Le système déroge totalement aux règles du mutualisme et du mouvement coopératif, mais il a pris progressivement racine. Et comme le craignait la CFDT en 1971, c’est bel et bien une « pompe à fric » qui a été installée au cœur de la banque.

De quoi obéir au doigt et à l’œil !

Pour le vérifier, il suffit de consulter les derniers comptes disponibles d’Arkéa SCD, ceux pour l’année 2018, qui ont été déposés le 7 août 2019 au greffe du tribunal de commerce de Brest. Voici, ci-dessous, le compte de résultat d’Arkéa SCD :
Le montage transparaît des chiffres qui s’équilibrent : les prestations de services facturées par Arkéa SCD à Arkéa (72 millions d’euros en 2018) sont quasi identiques aux charges d’exploitation d’Arkéa SCD (72,2 millions d’euros), constituées essentiellement par les charges de personnel et les impôts.

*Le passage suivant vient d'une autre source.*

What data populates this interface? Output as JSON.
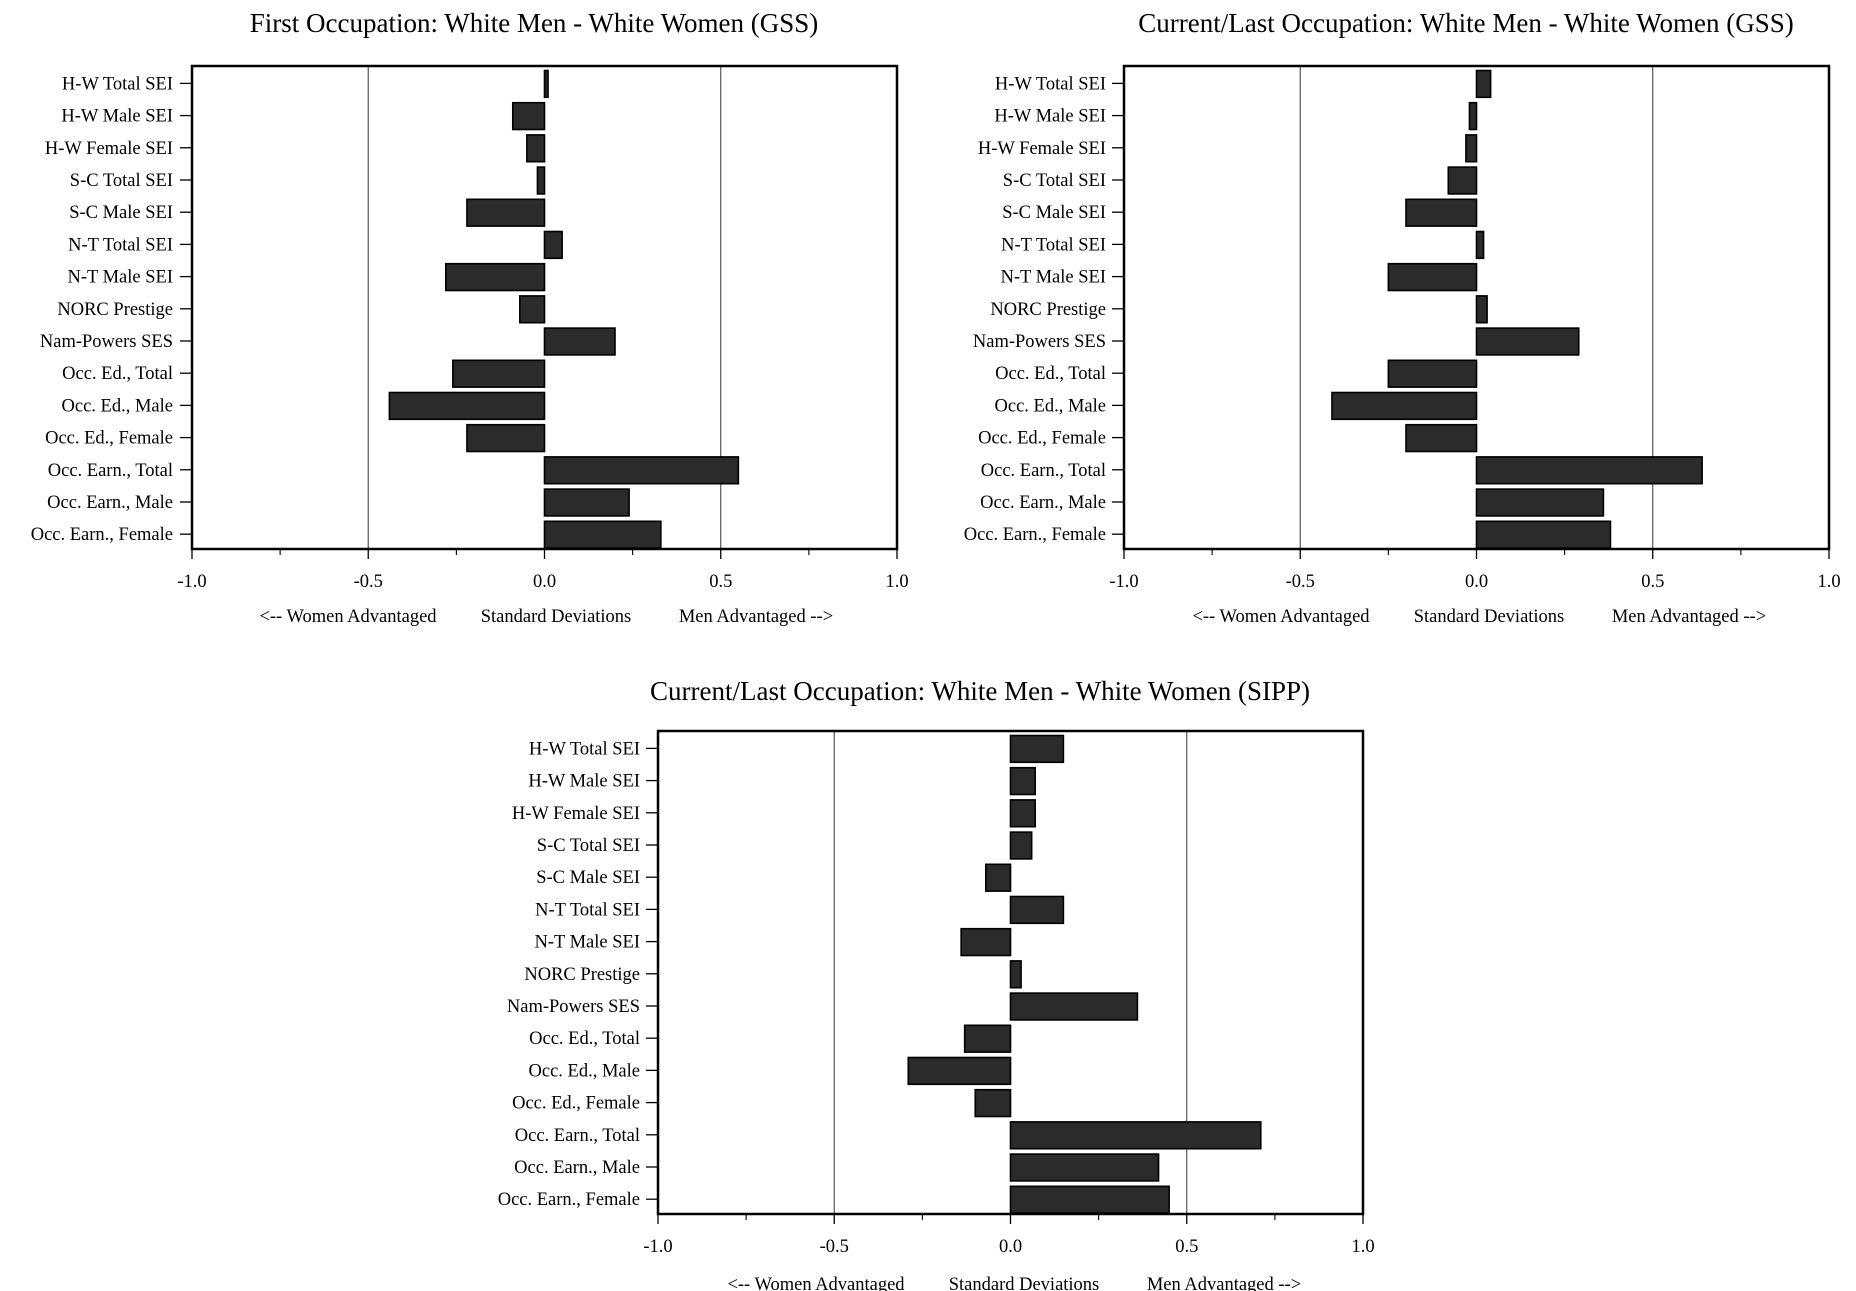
{
  "colors": {
    "bar_fill": "#2b2b2b",
    "bar_stroke": "#000000",
    "frame": "#000000",
    "background": "#ffffff"
  },
  "chart_data": [
    {
      "type": "bar",
      "orientation": "horizontal",
      "title": "First Occupation: White Men - White Women (GSS)",
      "categories": [
        "H-W Total SEI",
        "H-W Male SEI",
        "H-W Female SEI",
        "S-C Total SEI",
        "S-C Male SEI",
        "N-T Total SEI",
        "N-T Male SEI",
        "NORC Prestige",
        "Nam-Powers SES",
        "Occ. Ed., Total",
        "Occ. Ed., Male",
        "Occ. Ed., Female",
        "Occ. Earn., Total",
        "Occ. Earn., Male",
        "Occ. Earn., Female"
      ],
      "values": [
        0.01,
        -0.09,
        -0.05,
        -0.02,
        -0.22,
        0.05,
        -0.28,
        -0.07,
        0.2,
        -0.26,
        -0.44,
        -0.22,
        0.55,
        0.24,
        0.33
      ],
      "xlim": [
        -1.0,
        1.0
      ],
      "xticks": [
        "-1.0",
        "-0.5",
        "0.0",
        "0.5",
        "1.0"
      ],
      "xlabel_parts": [
        "<-- Women Advantaged",
        "Standard Deviations",
        "Men Advantaged -->"
      ],
      "reference_lines": [
        -0.5,
        0.5
      ],
      "grid": false
    },
    {
      "type": "bar",
      "orientation": "horizontal",
      "title": "Current/Last Occupation: White Men - White Women (GSS)",
      "categories": [
        "H-W Total SEI",
        "H-W Male SEI",
        "H-W Female SEI",
        "S-C Total SEI",
        "S-C Male SEI",
        "N-T Total SEI",
        "N-T Male SEI",
        "NORC Prestige",
        "Nam-Powers SES",
        "Occ. Ed., Total",
        "Occ. Ed., Male",
        "Occ. Ed., Female",
        "Occ. Earn., Total",
        "Occ. Earn., Male",
        "Occ. Earn., Female"
      ],
      "values": [
        0.04,
        -0.02,
        -0.03,
        -0.08,
        -0.2,
        0.02,
        -0.25,
        0.03,
        0.29,
        -0.25,
        -0.41,
        -0.2,
        0.64,
        0.36,
        0.38
      ],
      "xlim": [
        -1.0,
        1.0
      ],
      "xticks": [
        "-1.0",
        "-0.5",
        "0.0",
        "0.5",
        "1.0"
      ],
      "xlabel_parts": [
        "<-- Women Advantaged",
        "Standard Deviations",
        "Men Advantaged -->"
      ],
      "reference_lines": [
        -0.5,
        0.5
      ],
      "grid": false
    },
    {
      "type": "bar",
      "orientation": "horizontal",
      "title": "Current/Last Occupation: White Men - White Women (SIPP)",
      "categories": [
        "H-W Total SEI",
        "H-W Male SEI",
        "H-W Female SEI",
        "S-C Total SEI",
        "S-C Male SEI",
        "N-T Total SEI",
        "N-T Male SEI",
        "NORC Prestige",
        "Nam-Powers SES",
        "Occ. Ed., Total",
        "Occ. Ed., Male",
        "Occ. Ed., Female",
        "Occ. Earn., Total",
        "Occ. Earn., Male",
        "Occ. Earn., Female"
      ],
      "values": [
        0.15,
        0.07,
        0.07,
        0.06,
        -0.07,
        0.15,
        -0.14,
        0.03,
        0.36,
        -0.13,
        -0.29,
        -0.1,
        0.71,
        0.42,
        0.45
      ],
      "xlim": [
        -1.0,
        1.0
      ],
      "xticks": [
        "-1.0",
        "-0.5",
        "0.0",
        "0.5",
        "1.0"
      ],
      "xlabel_parts": [
        "<-- Women Advantaged",
        "Standard Deviations",
        "Men Advantaged -->"
      ],
      "reference_lines": [
        -0.5,
        0.5
      ],
      "grid": false
    }
  ]
}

Pour comprendre l’énormité des avantages dont bénéficient les 171 cadres dirigeants, il suffit d’examiner plus en détail les chiffres principaux de ce tableau, ainsi que quelques indications complémentaires figurant dans la suite du document. Une petite partie des recettes encaissées par Arkéa SCD sont absorbées par les impôts, à hauteur de 8,8 millions d’euros. Et tout le reste va dans la proche des bénéficiaires du système.

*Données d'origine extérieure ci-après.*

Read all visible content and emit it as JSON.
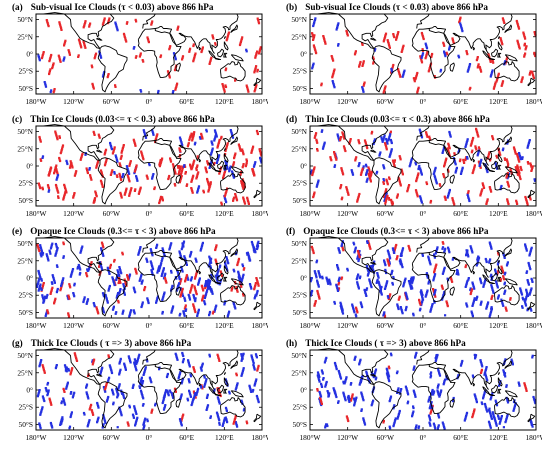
{
  "colors": {
    "red": "#e8272b",
    "blue": "#2430e0",
    "coast": "#000000",
    "frame": "#000000"
  },
  "lat_ticks": [
    "50°N",
    "25°N",
    "0°",
    "25°S",
    "50°S"
  ],
  "lon_ticks": [
    "180°W",
    "120°W",
    "60°W",
    "0°",
    "60°E",
    "120°E",
    "180°W"
  ],
  "panels": [
    {
      "tag": "(a)",
      "title": "Sub-visual Ice Clouds (τ < 0.03) above 866 hPa",
      "density": 70,
      "blue_ratio": 0.18
    },
    {
      "tag": "(b)",
      "title": "Sub-visual Ice Clouds (τ < 0.03) above 866 hPa",
      "density": 80,
      "blue_ratio": 0.22
    },
    {
      "tag": "(c)",
      "title": "Thin Ice Clouds (0.03<= τ < 0.3) above 866 hPa",
      "density": 160,
      "blue_ratio": 0.25
    },
    {
      "tag": "(d)",
      "title": "Thin Ice Clouds (0.03<= τ < 0.3) above 866 hPa",
      "density": 150,
      "blue_ratio": 0.35
    },
    {
      "tag": "(e)",
      "title": "Opaque Ice Clouds (0.3<= τ < 3) above 866 hPa",
      "density": 200,
      "blue_ratio": 0.7
    },
    {
      "tag": "(f)",
      "title": "Opaque Ice Clouds (0.3<= τ < 3) above 866 hPa",
      "density": 180,
      "blue_ratio": 0.8
    },
    {
      "tag": "(g)",
      "title": "Thick Ice Clouds ( τ => 3) above 866 hPa",
      "density": 150,
      "blue_ratio": 0.85
    },
    {
      "tag": "(h)",
      "title": "Thick Ice Clouds ( τ => 3) above 866 hPa",
      "density": 130,
      "blue_ratio": 0.9
    }
  ]
}
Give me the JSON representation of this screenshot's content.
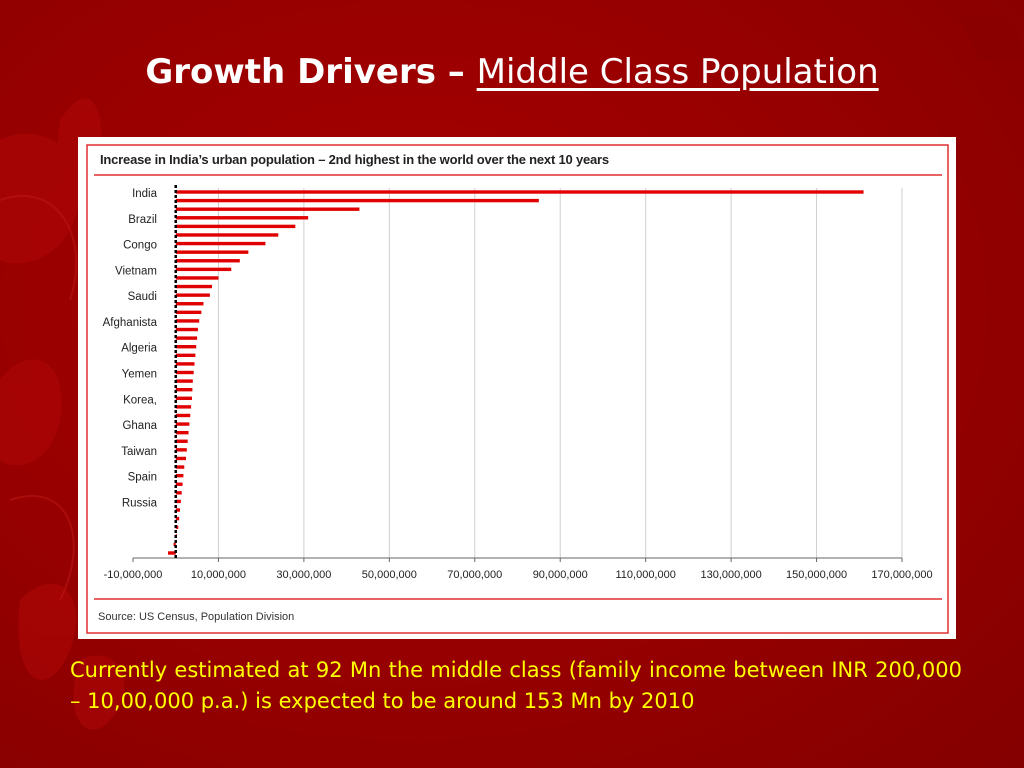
{
  "slide": {
    "title_bold": "Growth Drivers – ",
    "title_rest": "Middle Class Population",
    "caption": "Currently estimated at 92 Mn the middle class (family income between INR 200,000 – 10,00,000 p.a.) is expected to be around 153 Mn by 2010"
  },
  "colors": {
    "background": "#9b0000",
    "bar": "#e00000",
    "caption": "#ffff00",
    "frame": "#e03030"
  },
  "chart_data": {
    "type": "bar",
    "orientation": "horizontal",
    "title": "Increase in India’s urban population – 2nd highest in the world over the next 10 years",
    "source": "Source: US Census, Population Division",
    "category_labels": [
      "India",
      "Brazil",
      "Congo",
      "Vietnam",
      "Saudi",
      "Afghanista",
      "Algeria",
      "Yemen",
      "Korea,",
      "Ghana",
      "Taiwan",
      "Spain",
      "Russia"
    ],
    "values": [
      161000000,
      85000000,
      43000000,
      31000000,
      28000000,
      24000000,
      21000000,
      17000000,
      15000000,
      13000000,
      10000000,
      8500000,
      8000000,
      6500000,
      6000000,
      5500000,
      5200000,
      5000000,
      4800000,
      4600000,
      4400000,
      4200000,
      4000000,
      3900000,
      3800000,
      3600000,
      3400000,
      3200000,
      3000000,
      2800000,
      2600000,
      2400000,
      2000000,
      1800000,
      1600000,
      1400000,
      1200000,
      1000000,
      800000,
      600000,
      200000,
      -500000,
      -1800000
    ],
    "xlim": [
      -10000000,
      170000000
    ],
    "x_ticks": [
      -10000000,
      10000000,
      30000000,
      50000000,
      70000000,
      90000000,
      110000000,
      130000000,
      150000000,
      170000000
    ],
    "x_tick_labels": [
      "-10,000,000",
      "10,000,000",
      "30,000,000",
      "50,000,000",
      "70,000,000",
      "90,000,000",
      "110,000,000",
      "130,000,000",
      "150,000,000",
      "170,000,000"
    ],
    "grid": true,
    "legend": "none"
  }
}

Les salaires et traitements pour les 171 dirigeants s’élèvent ainsi à 36 994 000 euros au total, ce qui correspond à 216 339 euros en moyenne par personne. Les charges sociales s’élèvent, elles, à 20 590 000 euros. Dans la suite du document, on apprend qu’une partie de ces charges sociales, soit 12,8 millions d’euros, sont des charges de retraite, relevant vraisemblablement des articles 83 et 39 du code général des impôts, qui définissent les avantages des contrats collectifs dits « à cotisations définies » (retraites-chapeau, etc).
Ce tableau évoque par ailleurs des dotations aux provisions. Si l’on suit la « note 4 » qui est alors évoquée, on découvre qu’il s’agit de la couverture d’engagements sociaux (recoupant sans doute à nouveau ces mêmes articles 83 et 39) pour un montant total en 2018 de 7 309 000 euros, soit en moyenne 42 742 euros par personne. Si l’on additionne ces trois lignes (salaires-traitements, charges sociales, couverture engagements sociaux), on arrive donc à un total de 64 893 000 euros pour 2018, soit bel et bien 379 491 euros par personne.

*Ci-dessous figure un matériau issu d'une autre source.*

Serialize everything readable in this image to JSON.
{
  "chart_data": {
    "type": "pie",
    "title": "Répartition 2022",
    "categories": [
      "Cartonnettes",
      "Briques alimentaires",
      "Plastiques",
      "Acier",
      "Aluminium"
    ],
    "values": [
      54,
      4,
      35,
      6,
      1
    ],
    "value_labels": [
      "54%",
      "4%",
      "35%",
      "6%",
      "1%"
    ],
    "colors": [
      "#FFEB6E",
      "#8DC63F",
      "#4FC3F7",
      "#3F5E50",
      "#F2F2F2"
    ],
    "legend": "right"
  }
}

Comme les comptes ne donnent pas de précisions détaillées sur la ventilation de ces sommes, on en est réduit à faire des hypothèses. Mais il coule de source que ces chiffres moyens recouvrent de très fortes disparités. Jean-Pierre Denis et Ronan Le Moal, qui ont bénéficié en 2018 de rémunérations fixes et variables portant sur des montants considérables, ne figurent certes pas dans la liste de ces 171 cadres dirigeants d'Arkéa SCD. C'est le président de la banque qui nous l'a assuré en réponse à nos questions (voir notre onglet Prolonger associé à cet article) : « Jean-Pierre Denis et le précédent directeur général du groupe Arkéa, en leur qualité de dirigeants effectifs, sont mandataires sociaux. Ils ne sont pas salariés de la société Arkéa SCD », nous a-t-il fait savoirMais comme certains cadres dirigeants disposent de rémunérations qui ne sont pas spectaculaires, d'autres devraient se situer très au-dessus de la moyenne. À la vue des montants moyens, on comprend, quoiqu'il en soit, sans grande difficulté que Jean-Pierre Denis soit obéi au doigt et à l’œil, même s’il amène la banque dans une impasse.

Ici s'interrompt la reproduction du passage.